Wenn mich jemand fragte, wie Spreading Point denn klänge, würde ich zwei Minuten der Blitz Kids anspielen und dann direkt ein Snippet dieses Songs anschließen, schon hätte der aufgeschlossene Musikfreund eine neue Lieblingsband entdeckt. „Keep In Touch“ dürfte mutmaßlich polarisieren. Das geniale instrumentale Intro ist das beste Stück Musik, das die routinierten Synthpopper je komponiert haben, während der Refrain im Vergleich etwas simpel klingt, obgleich mit einer interessanten Melodie unterlegt. Im Regelfall bin ich kein Freund reiner Instrumentalstücke, aber das letzte Stück der ersten Albumhälfte hätte auch ohne Gesang gut funktioniert oder vielleicht mit der Bridge ab 2:50 bzw. 3:50 als Chorus. Das Konzept der Momentum-Serie dürfte darin bestehen, ähnlich wie bei einem Vinyl-Album auf die A-Seite die eigenen Lieder zu packen und auf der B-Seite die Remix-Versionen der einzelnen Stücke. Beim ersten Teil aus dem Jahre 2015 war die Qualität über beide Seiten hinweg ausgeglichen, dieses Mal wissen die unbearbeiteten Songs besser zu gefallen, was als Kompliment zu verstehen ist. Ausnahme bildet wie immer Peter Rainman alias People Theatre, der einfach mal „Fade To Grey“ und einige Facetten seiner berühmten Dance-Piano-Sounds vereint und daraus einen flotten Remix der ohnehin schon flotten „Blitz Kids“ gezaubert hat.
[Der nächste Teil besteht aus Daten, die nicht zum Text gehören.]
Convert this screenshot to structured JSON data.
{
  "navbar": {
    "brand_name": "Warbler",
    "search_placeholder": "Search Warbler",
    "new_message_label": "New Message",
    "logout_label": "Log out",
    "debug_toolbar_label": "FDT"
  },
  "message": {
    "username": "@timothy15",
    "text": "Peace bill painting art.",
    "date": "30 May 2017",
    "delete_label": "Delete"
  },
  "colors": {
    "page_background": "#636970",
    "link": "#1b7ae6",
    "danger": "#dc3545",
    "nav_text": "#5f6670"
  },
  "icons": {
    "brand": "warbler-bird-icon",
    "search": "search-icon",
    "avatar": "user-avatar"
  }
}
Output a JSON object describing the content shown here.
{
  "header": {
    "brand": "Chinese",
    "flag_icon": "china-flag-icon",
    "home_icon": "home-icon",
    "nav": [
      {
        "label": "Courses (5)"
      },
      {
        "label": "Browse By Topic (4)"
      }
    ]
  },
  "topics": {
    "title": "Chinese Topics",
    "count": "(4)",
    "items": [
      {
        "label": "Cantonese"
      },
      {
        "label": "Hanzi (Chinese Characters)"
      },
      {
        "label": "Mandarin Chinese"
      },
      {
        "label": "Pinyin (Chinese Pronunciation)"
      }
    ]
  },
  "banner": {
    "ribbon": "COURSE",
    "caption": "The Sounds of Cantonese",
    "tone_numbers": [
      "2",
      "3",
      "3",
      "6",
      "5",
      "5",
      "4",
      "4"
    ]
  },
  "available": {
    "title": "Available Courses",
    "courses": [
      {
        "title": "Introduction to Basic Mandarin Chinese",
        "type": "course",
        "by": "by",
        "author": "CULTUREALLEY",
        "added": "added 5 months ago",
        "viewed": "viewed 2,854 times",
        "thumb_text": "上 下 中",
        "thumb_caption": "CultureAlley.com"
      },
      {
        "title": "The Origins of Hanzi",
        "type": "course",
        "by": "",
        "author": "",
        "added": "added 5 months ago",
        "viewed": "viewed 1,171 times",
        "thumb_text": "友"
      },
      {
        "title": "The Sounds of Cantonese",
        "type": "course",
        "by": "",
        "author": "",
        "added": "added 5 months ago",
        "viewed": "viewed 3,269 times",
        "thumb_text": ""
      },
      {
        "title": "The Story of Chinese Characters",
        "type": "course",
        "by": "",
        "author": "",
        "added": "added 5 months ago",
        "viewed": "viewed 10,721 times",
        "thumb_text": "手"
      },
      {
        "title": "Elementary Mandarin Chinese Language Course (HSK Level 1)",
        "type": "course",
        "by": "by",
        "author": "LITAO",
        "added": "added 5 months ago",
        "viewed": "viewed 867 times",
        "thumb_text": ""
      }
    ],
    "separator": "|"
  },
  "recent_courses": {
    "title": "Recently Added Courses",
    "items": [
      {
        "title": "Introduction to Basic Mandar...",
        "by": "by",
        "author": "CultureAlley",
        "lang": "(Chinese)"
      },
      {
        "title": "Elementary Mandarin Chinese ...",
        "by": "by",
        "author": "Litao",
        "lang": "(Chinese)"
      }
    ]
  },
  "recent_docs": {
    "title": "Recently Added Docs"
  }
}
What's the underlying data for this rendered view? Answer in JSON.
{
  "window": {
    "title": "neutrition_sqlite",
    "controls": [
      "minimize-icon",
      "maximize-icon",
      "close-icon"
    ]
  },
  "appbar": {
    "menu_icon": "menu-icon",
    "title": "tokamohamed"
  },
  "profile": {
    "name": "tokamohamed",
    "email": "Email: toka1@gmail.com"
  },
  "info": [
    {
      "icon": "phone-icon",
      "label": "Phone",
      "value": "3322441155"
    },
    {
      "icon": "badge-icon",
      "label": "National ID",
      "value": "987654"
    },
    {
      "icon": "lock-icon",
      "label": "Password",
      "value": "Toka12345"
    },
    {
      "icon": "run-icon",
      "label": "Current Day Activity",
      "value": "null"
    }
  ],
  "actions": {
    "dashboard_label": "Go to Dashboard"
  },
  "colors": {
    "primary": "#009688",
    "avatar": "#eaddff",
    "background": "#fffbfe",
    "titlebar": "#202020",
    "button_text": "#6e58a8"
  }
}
Absolute Hörempfehlung, 5 Sterne deluxe! Auch der dynamische Mix von Dynamic Master verdient dank seiner treibenden Rhythmik eine besondere Erwähnung. Wer auf klassischen Synthpop mit einem dieses Mal auch konzeptionell verankerten Retrotouch steht, sich aber auch aktuelleren elektronischen Sounds nicht komplett verweigert und daüberhinaus einfach eine sympathische Band unterstützen möchte, darf gerne zu „Momentum Part II“ greifen, zumal die CD über Scent Air Records auch noch zu einem sehr fairen Preis angeboten wird. Catcht den Moment und holt Euch die Scheibe!